Nach dieser vorangeführten Abklärung in Graz wurde Heinrich H*** neuerlich nach Innsbruck geflogen, wo er bis zu seinem Tode am 20. September 1986 auf der neurologischen Klinik in Behandlung war. Der Tod trat durch einen neuen schweren lungenembolischen Schub ein.
Heinrich H*** hatte auf Grund der unfallskausalen
Verletzungen 6 Wochen schwere Schmerzen, 8 Wochen Schmerzen mittleren Grades und 4 Wochen Schmerzen leichten Grades als dauernde im Sinne einer Komprimierung zu ertragen. Dabei sind das gesamte Ungemach, nicht nur die körperlichen Schmerzen, sondern auch die gravierenden Beeinträchtigungen allgemeinen menschlichen Lebensgefühles mitberücksichtigt. Es ist in diesen Schmerzperioden auch bereits berücksichtigt, daß Heinrich H*** seine Erblindung sicher erlebt hat.

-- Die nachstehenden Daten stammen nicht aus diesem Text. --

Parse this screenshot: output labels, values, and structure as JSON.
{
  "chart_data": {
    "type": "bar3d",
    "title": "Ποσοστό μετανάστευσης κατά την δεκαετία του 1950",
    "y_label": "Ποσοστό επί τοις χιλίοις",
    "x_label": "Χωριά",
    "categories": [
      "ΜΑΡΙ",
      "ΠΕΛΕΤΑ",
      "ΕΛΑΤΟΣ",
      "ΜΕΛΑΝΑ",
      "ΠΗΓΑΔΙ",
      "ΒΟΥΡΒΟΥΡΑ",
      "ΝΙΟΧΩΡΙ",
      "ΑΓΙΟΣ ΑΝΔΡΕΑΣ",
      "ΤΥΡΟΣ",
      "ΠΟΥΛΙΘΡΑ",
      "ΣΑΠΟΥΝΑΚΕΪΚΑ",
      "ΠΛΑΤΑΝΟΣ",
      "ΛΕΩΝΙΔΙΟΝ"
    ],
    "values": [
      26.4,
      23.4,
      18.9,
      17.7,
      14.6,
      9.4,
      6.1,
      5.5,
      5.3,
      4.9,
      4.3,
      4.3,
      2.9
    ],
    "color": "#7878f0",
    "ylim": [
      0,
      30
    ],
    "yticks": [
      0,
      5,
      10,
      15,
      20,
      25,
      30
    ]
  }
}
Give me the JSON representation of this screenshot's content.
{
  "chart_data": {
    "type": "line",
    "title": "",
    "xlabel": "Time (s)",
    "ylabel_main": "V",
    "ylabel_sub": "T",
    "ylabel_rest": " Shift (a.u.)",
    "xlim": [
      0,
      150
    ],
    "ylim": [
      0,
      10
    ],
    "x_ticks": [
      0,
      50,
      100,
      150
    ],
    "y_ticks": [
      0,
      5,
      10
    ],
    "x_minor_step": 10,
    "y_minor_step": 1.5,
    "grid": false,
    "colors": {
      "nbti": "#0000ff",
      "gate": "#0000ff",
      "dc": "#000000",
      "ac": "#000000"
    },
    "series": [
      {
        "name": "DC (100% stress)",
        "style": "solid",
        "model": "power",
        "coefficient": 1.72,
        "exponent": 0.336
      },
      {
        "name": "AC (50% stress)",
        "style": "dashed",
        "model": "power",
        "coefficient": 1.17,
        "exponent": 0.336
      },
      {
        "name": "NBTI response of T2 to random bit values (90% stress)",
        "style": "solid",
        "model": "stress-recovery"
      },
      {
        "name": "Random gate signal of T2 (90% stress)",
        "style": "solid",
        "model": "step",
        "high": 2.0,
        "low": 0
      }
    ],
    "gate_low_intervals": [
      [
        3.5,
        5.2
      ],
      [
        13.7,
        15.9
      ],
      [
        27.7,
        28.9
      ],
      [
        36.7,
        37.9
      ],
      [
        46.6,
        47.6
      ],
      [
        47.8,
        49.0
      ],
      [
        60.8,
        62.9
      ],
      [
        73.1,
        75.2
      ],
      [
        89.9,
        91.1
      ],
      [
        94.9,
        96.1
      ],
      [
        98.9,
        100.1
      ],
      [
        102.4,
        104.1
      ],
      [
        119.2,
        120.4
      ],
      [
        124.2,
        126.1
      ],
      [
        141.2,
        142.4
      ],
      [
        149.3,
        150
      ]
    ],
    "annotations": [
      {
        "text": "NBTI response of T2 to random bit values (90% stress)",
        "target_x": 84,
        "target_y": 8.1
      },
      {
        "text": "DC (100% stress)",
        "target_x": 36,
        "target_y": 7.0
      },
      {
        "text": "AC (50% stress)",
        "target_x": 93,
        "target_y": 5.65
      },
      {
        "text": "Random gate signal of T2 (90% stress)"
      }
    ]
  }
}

Auch das Berufungsgericht hielt in seinem Teilurteil ein Schmerzengeld von S 250.000,- für berechtigt. Das Erstgericht habe die für die Schmerzengeldbemessung maßgebenden Komponenten richtig beurteilt. Der Leidensweg H*** habe nur 156 Tage gedauert, sodaß selbst unter Berücksichtigung eines Höchstsatzes für tägliche schwere Schmerzen kein höherer Schmerzengeldbetrag ausgemessen werden könne. Die Entscheidung über die Kosten des Verfahrens erster Instanz behielt das Berufungsgericht dem Endurteil vor. In ihrer Revision vertritt die Erstklägerin die Auffassung, daß von einem Schmerzengeldbetrag von S 500.000,- auszugehen sei. Die Beklagten stellen sich in der Revisionsbeantwortung auf den Standpunkt der Vorinstanzen.
Rechtliche Beurteilung
Die Revision ist nicht berechtigt.
Bei der Bemessung des Schmerzengeldes ist der Gesamtkomplex der Schmerzempfindungen unter Bedachtnahme auf die Dauer und Intensität der Schmerzen nach ihrem Gesamtbild, auf die Schwere der Verletzungen und auf das Maß der psychischen und physischen Beeinträchtigung des Gesundheitszustandes zu berücksichtigen (2 Ob 6/76; 2 Ob 114/89 uza). Zutreffend gingen die Vorinstanzen davon aus, daß der an den Unfallsverletzungen verstorbene Heinrich H*** trotz zwischenzeitiger Phasen besseren Allgemeinbefindens bis zu seinem Tod insgesamt Schmerzen schweren Grades zu erdulden hatte. Dies ändert aber nichts daran, daß der Leidensweg nur einen relativ kurzen Zeitraum dauerte, sodaß unter Berücksichtigung aller für die Schmerzengeldbemessung oben dargestellten Komponenten die von der Rechtsnachfolgerin des Verstorbenen angestrebte Erhöhung des Schmerzengeldbetrages nicht in Betracht kommt. Die von den Vorinstanzen übereinstimmend vorgenommene Ausmessung des Schmerzengeldes mit S 250.000,- ist daher zu billigen.
Der Revision der Erstklägerin war der Erfolg zu versagen. Die Kostenentscheidung bleibt gemäß §§ 52 Abs 2, 392 Abs 2 ZPO dem Endurteil vorbehalten.